Como fuera que, al decir aquella frase, Nadia miraba a Pete, éste contestó con premura:
—«Mi chiamo» Pete Hollister.
Y todos rieron alegremente. Llevaban un rato practicando, cuando la señora Hollister les llamó desde el embarcadero y Pete remó hacia allí.
—Pam —dijo la madre—, tenemos que hablar sobre tus vestidos. Estoy segura de que tus amigas nos disculparán.
—Sí, señora Hollister —contestó Nadia, sonriendo.
—«Ciao» —dijo Pam, también sonriente.
Y sus amigas respondieron con la misma palabra.
—Esto me recuerda que estoy hambriento —dijo Pete.
—La comida estará dentro de una hora, hijo.
A la hora prometida la madre sirvió bocadillos de queso fundido, leche y pastel de chocolate. Apenas habían acabado los niños de comer, cuando se detuvieron ante la casa los Hunter, Nadia y su madre. La señora Hollister y sus hijos se acercaron al coche para saludarles.
—Hemos venido a decirles «arrivederci» —dijo la señora Boschi—. Nos ha emocionado saber que Pete y Pam van a ir a Italia.
—Ojalá pudiéramos ir todos los demás —repuso la señora Hollister.
—Si sus hijos pasan por Roma, no deben dejar de visitarnos —insistió la madre de Nadia.
—Te hemos traído una cosa —dijo Nadia a Pam, abriendo su bolsito. De él sacó una minúscula cabeza de polichinela—. El tío Giovanni hizo varias. Él siempre llevaba una, como amuleto de la suerte. Es igual que los polichinelas que hacía en tamaño corriente. Se reconoce por esto.
Nadia señalaba un lunar chiquitín, pintado en un lado de la nariz del polichinela.
—¿Puedo quedarme con él? —preguntó Pam.
—Claro. Es tuyo, Y hay algo más —dijo la niña italiana, dando a Pam una pequeña fotografía de su tío-abuelo.
—Pues es muy guapo —afirmó Pam, mirando la foto.

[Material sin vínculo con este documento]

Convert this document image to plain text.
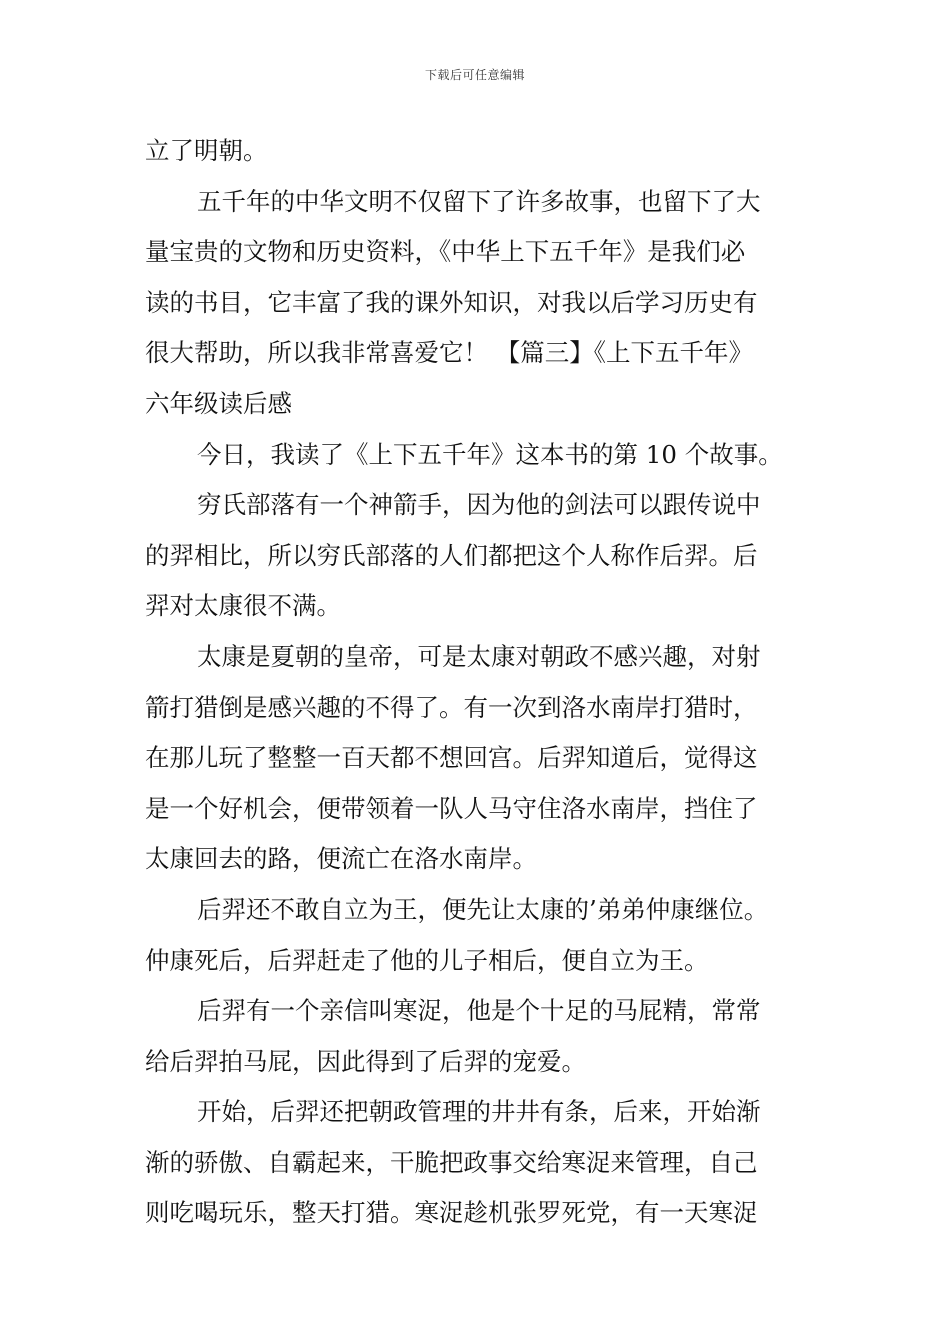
下载后可任意编辑
立了明朝。
五千年的中华文明不仅留下了许多故事，也留下了大
量宝贵的文物和历史资料，《中华上下五千年》是我们必
读的书目，它丰富了我的课外知识，对我以后学习历史有
很大帮助，所以我非常喜爱它！ 【篇三】《上下五千年》
六年级读后感
今日，我读了《上下五千年》这本书的第 10 个故事。
穷氏部落有一个神箭手，因为他的剑法可以跟传说中
的羿相比，所以穷氏部落的人们都把这个人称作后羿。后
羿对太康很不满。
太康是夏朝的皇帝，可是太康对朝政不感兴趣，对射
箭打猎倒是感兴趣的不得了。有一次到洛水南岸打猎时，
在那儿玩了整整一百天都不想回宫。后羿知道后，觉得这
是一个好机会，便带领着一队人马守住洛水南岸，挡住了
太康回去的路，便流亡在洛水南岸。
后羿还不敢自立为王，便先让太康的’弟弟仲康继位。
仲康死后，后羿赶走了他的儿子相后，便自立为王。
后羿有一个亲信叫寒浞，他是个十足的马屁精，常常
给后羿拍马屁，因此得到了后羿的宠爱。
开始，后羿还把朝政管理的井井有条，后来，开始渐
渐的骄傲、自霸起来，干脆把政事交给寒浞来管理，自己
则吃喝玩乐，整天打猎。寒浞趁机张罗死党，有一天寒浞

Giovanni Boschi era un hombre de aspecto aristocrático. Tenía la nariz recta, los ojos oscuros y profundos, el cabello blanco y abundante y un blanco bigotillo de guías.
—¡Zambomba! —exclamó Pete—. Yo le reconocería ya en cualquier parte.
—«Grazie» —dijo Pam, inclinándose a dar un beso a Nadia.
Mientras el coche se alejaba, Pete dio un ligero codazo a su hermana, diciendo:
—Ya tenemos dos buenas pistas, para empezar.
—¡Estoy deseando que nos vayamos! —repuso su hermana.
Los dos siguientes días pasaron igual que un sueño para Pete y Pam. Los dos hicieron aceleradamente los preparativos para cruzar en avión, con el tío Russ, el océano Atlántico. Por fin, el lunes, llegó el momento de marchar. La señora Hollister iba al volante de la furgoneta, mientras que su marido se sentó al volante del coche de su hermano.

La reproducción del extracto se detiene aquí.